Сказав это, Станислав Лурье вытащил пачку сигарет. Он предложил сигарету Грейну, но Грейн, поблагодарив, отказался. Анна, поколебавшись, сигарету взяла. На какое-то время разговор прервался. Но он, Грейн, должен был дать ответ. В этом интеллектуальном противоборстве Анна была на стороне мужа. Получалось, что Станислав Лурье выставил его дураком.
— Я сказал, что для победы человека над страстью, скажем, страстью к чужой жене, недостаточно, чтобы он принял решение обуздать себя. Обуздать себя могут только те, кто готовится к этому с детства, кто работает над собой день и ночь, как делали наши деды, которые просто не смотрели ни на каких женщин, молились три раза в день, изучали Тору, посвящали себя следованию заповедям. У них, можно сказать, была военная машина для борьбы с дьяволом, и они могли одерживать в этой борьбе победы. Мы, современные люди, являемся частью военной организации дьявола, состоящей из светских книг, театров, картинных галерей и всего того шумного инструментария, который мы называем современной культурой. Невозможно победить сатану, если сам принадлежишь к его организации.

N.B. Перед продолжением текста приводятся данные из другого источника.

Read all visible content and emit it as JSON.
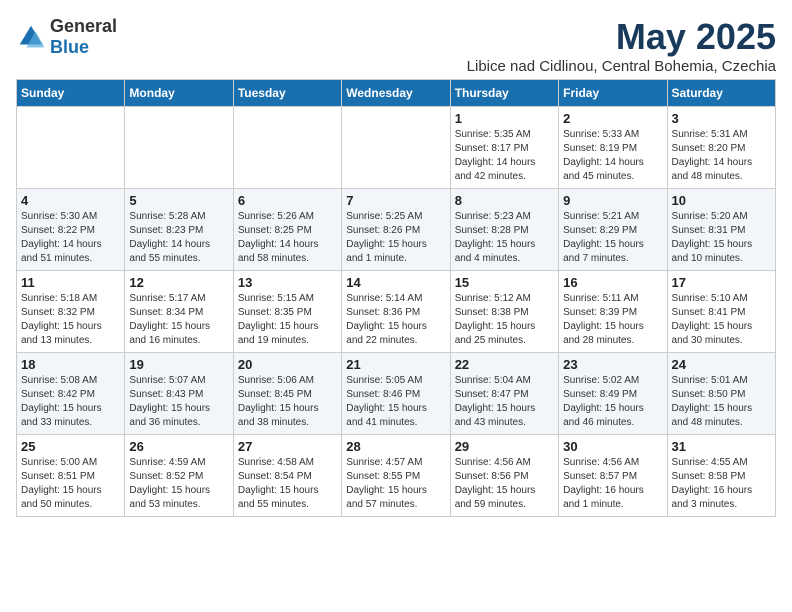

— Иными словами вы призываете к тому, чтобы евреи отпустили бороды и пейсы и занимались бы целый день Гемарой, — поднял голос Станислав Лурье.
— Я не призываю к этому. Если бы я к этому призывал, я бы и сам так поступал, — ответил Грейн. — Я только говорю, что эти вещи связаны между собой. Точно так же для того, чтобы сварить кофе, в доме должны быть кофе и газовая плита или электрическая плита и все остальное. Вывод таков: чтобы соблюдать хотя бы десять заповедей, необходима большая и сложная организация.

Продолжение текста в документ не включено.